Monday, 21 January 2013

Cleightonhills v Bembridge Marine Ltd & Others

[2012] EWHC 3449 (TCC)

This case arose out of a serious accident at a boating yard. A young employee was asked to assist in manhandling a boat from an external grated first floor gantry platform into the adjacent workshop. The platform and the workshop had recently been designed and constructed. As the employee pushed the boat in on its trolley, the floor grating moved beneath him and he fell beneath the gantry onto the floor some 11 to 12 feet below; the loose grating panel fell onto him. He suffered very severe traumatic brain injuries. Damages for personal injury in excess of £7million were agreed against the boatyard owner who then brought proceedings against those who were involved to a greater or lesser extent in the design, construction or supply of the building of which, as the Judge noted, the first floor external gantry platform was a relatively minor element in structural terms.

Proceedings against the designer and the structural engineer were settled by agreement for £2 million and £1.8 million respectively plus costs. This left claims against the subcontractor for the supply and construction of the platform, the subsub-contractor for the fabrication of certain platform elements and the draughtsman who prepared detailed fabrication and working drawings. These third parties accepted that they owed a duty of care to the injured employee. When it came to the scope of that duty, Mr Justice Akenhead noted that:

(i) When one is concerned with a duty of care, particularly in a construction context involving duties owed by parties who are only involved at all by reason of the contracts which they have entered into, the Court needs to consider the contractual context in which such parties were involved in the first place.

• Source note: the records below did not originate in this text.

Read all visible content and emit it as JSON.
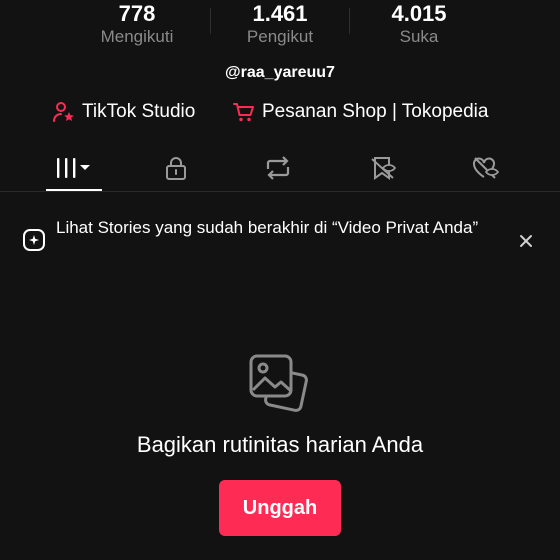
{
  "stats": [
    {
      "value": "778",
      "label": "Mengikuti"
    },
    {
      "value": "1.461",
      "label": "Pengikut"
    },
    {
      "value": "4.015",
      "label": "Suka"
    }
  ],
  "username": "@raa_yareuu7",
  "links": {
    "studio": {
      "label": "TikTok Studio",
      "icon": "user-star-icon"
    },
    "shop": {
      "label": "Pesanan Shop | Tokopedia",
      "icon": "shopping-cart-icon"
    }
  },
  "tabs": [
    {
      "icon": "grid-icon",
      "active": true
    },
    {
      "icon": "lock-icon",
      "active": false
    },
    {
      "icon": "repost-icon",
      "active": false
    },
    {
      "icon": "bookmark-icon",
      "active": false
    },
    {
      "icon": "heart-icon",
      "active": false
    }
  ],
  "notice": {
    "text": "Lihat Stories yang sudah berakhir di “Video Privat Anda”",
    "icon": "stories-icon",
    "close_icon": "close-icon"
  },
  "empty_state": {
    "icon": "photos-icon",
    "title": "Bagikan rutinitas harian Anda",
    "button_label": "Unggah"
  },
  "colors": {
    "background": "#121212",
    "accent": "#fe2c55",
    "muted_text": "#8a8a8a"
  }
}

(ii) Whilst the scope of the duty of care can be limited by contractual exclusions or limitations of liability, the Court needs to consider what the scope of a tortious duty of care is. That scope is primarily determinable by reference to what the party owing the duty is at least broadly employed to do or actually does.

(iii) It does not follow that if a party is in breach of the contract pursuant to which it is involved in the project in question, it will be in breach of a duty of care owed to someone who is not a party to that contract.

Here, the complaint against each of the third parties was that they failed to appreciate that the actual intended uses to which the platform was to be put were such that, without more than was expressly specified, the platform could fail and thus foreseeably cause injury to anyone who happened to be on it at the time. Mr Justice Akenhead held that all three third parties exercised all the reasonable care and skill which might reasonably have been expected of them in doing what they were employed to do and in what they actually did. The real problem was the failure on the part of the primary designers to understand and provide for the likely horizontal or lateral loads that would be applied by the specific uses to which the platform was to be put. The design did not allow for the foreseeable horizontal movements to which the grating would be subjected both by the weight of the boats, the dynamic loads caused by the boats being dropped onto the trolley and then dragged over the holes in the grating, or for the damage to which the platform would be subjected by the particular forklift truck that was in use.

Further, the Judge said that there could be no criticism of the third parties for not warning those further up the line that there was a potential problem. Indeed, they could not be criticised for failing to appreciate that there was any need to warn at all. There was nothing on the documents which would have alerted otherwise reasonably competent and careful parties to the fact that the platform was under-designed. Where a construction contract does not spell out everything which is to be provided, Mr Justice Akenhead noted that:

“that which is not expressly specified but which is necessary must be reasonably suitable for what can otherwise be gleaned as the purposes for which the building or at least the unspecified element is to be used. Where those purposes are expressly spelt out in the contract documentation or where there is reliable evidence that those purposes (if not so spelt out) were communicated to the contractor prior to the contract, those will be the purposes to which reasonable suitability relates. “

For example, a party might reasonably be expected to pick up an obvious error in the design (i.e. a missing beam or column), they would not be expected to cross check and ascertain what the unexpressed design assumptions (if any) were. There was also a very real doubt that if a “warning” had been given, anything would have been done. A problem with the handrail was specifically raised but there was no change. There was also a discussion about the duty to warn and here the Judge noted that:

“there can be little doubt that a failure to warn in the case of potential danger to human beings may give rise to a breach of any duty of care owed to a third party by a party who knows of the danger. I use the word ‘may’ because it is necessary always to review all the circumstances and there might be circumstances which justify not warning. Where the parties are in contract, the duty to warn may extend to dangers of which the party in question should have been aware by reason of its involvement…In purely tortious circumstances, any duty to warn may not in fact extend to warning the class of persons who might be affected by the danger; it may be limited to warning the party with whom the person required to warn is in contract or to warning the local authority.”